Soit dit en passant, un des gourous britanniques de l'intelligence artificielle, Hugo de Garis, semble avoir lu plus attentivement Benford et ses prédécesseurs dont Frank Herbert (3), que les travaux récents sur l'I.A. témoignant de progrès plutôt modestes pour ne pas dire insignifiants. Dans un entretien publié par le Monde, d'ordinaire plus sérieux (4), il prophétise pour le milieu du xxie siècle la destruction de l'humanité ou pour le moins sa réduction en esclavage par ses enfants électroniques. On mesure ici les effets pernicieux de la lecture de trop de Science-Fiction, même de bonne qualité, sur des cerveaux biologiques fragiles.
Sautons maintenant un peu plus de trente mille ans, ce qui explique peut-être que l'on change aussi d'éditeurs.

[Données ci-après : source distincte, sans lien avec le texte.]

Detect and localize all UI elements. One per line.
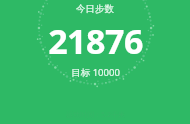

Dans les trois volumes suivants, la Grande rivière du ciel (5), Marées de lumière (6) et les Profondeurs furieuses (7) que vous allez lire, la guerre entre humains et machines prend une tournure tragique. Chassée de sa citadelle détruite par des machines, la tribu des LeFou, en proie à une traque systématique, commence une longue errance d'abord sur sa propre planète puis à travers l'espace dans un vieux vaisseau humain miraculeusement retrouvé. Sa destination : le centre galactique qui semble offrir un havre sûr. Lorsque ses survivants finissent par y parvenir, qui trouvent-ils ? Nigel Walmsley qui, avec son sens certain de la réplique, affirme les attendre « depuis vingt-huit mille ans, à peu de choses près. Selon votre cadre de référence, naturellement. »
Dans le sixième et dernier volume, Sailing Bright Eternity, demeuré longtemps inédit en français (8), le conflit entre Biologiques et Machines atteint son paroxysme avant sa possible résolution. Je n'en dirai pas plus.
Voilà les choses mises en ordre pour autant qu'on puisse faire. Comme l'écrit lui-même Gregory Benford dans sa postface aux Profondeurs furieuses : « Des événements à cheval sur des dizaines de milliers d'années ne sont pas toujours faciles à unifier, surtout lorsque leur auteur est occupé à autre chose. »
À quoi serait donc occupé Benford ? Eh bien à la physique théorique qu'enseigne et que pratique ce professeur d'université. N'en doutez donc pas : tout, absolument tout, dans ce cycle serait strictement conforme au dernier état des connaissances scientifiques.
Pour ma part, j'en suis un peu moins convaincu. Même si, comme il le dit dans sa postface, Benford s'est efforcé « de maintenir les parties imaginées de ce roman et des précédents de la série dans les limites des contraintes établies par l'observation astronomique », je demeure persuadé que ce roman théoriquement de “hard science”, c'est-à-dire, dans le jargon des fans, de Science-Fiction résolument scientifique, demeure une œuvre d'imagination et un formidable roman d'aventures.
Notes
(1) Denoël, 1984 et 2001.
(2) Denoël, 1985 et 2001.
(3) Voir Destination : vide et ses suites dont l'Effet Lazare (le Livre de poche nº 7102) et le Facteur ascension (le Livre de poche nº 7154).
(4) Le Monde daté du mardi 9 novembre 1999.
(5) Robert Laffont, 1989 ; le Livre de poche nº 7171.
(6) Robert Laffont, 1990 ; le Livre de poche nº 7172.
(7) Robert Laffont, 1996 ; le Livre de poche nº 7237.
(8) Mais désormais à paraître chez Denoël, en 2002. Ainsi, la saga du Centre galactique retourne, au moins provisoirement, chez son premier éditeur, au bout de quinze ans ou de trente-cinq mille ans, selon votre cadre de référence.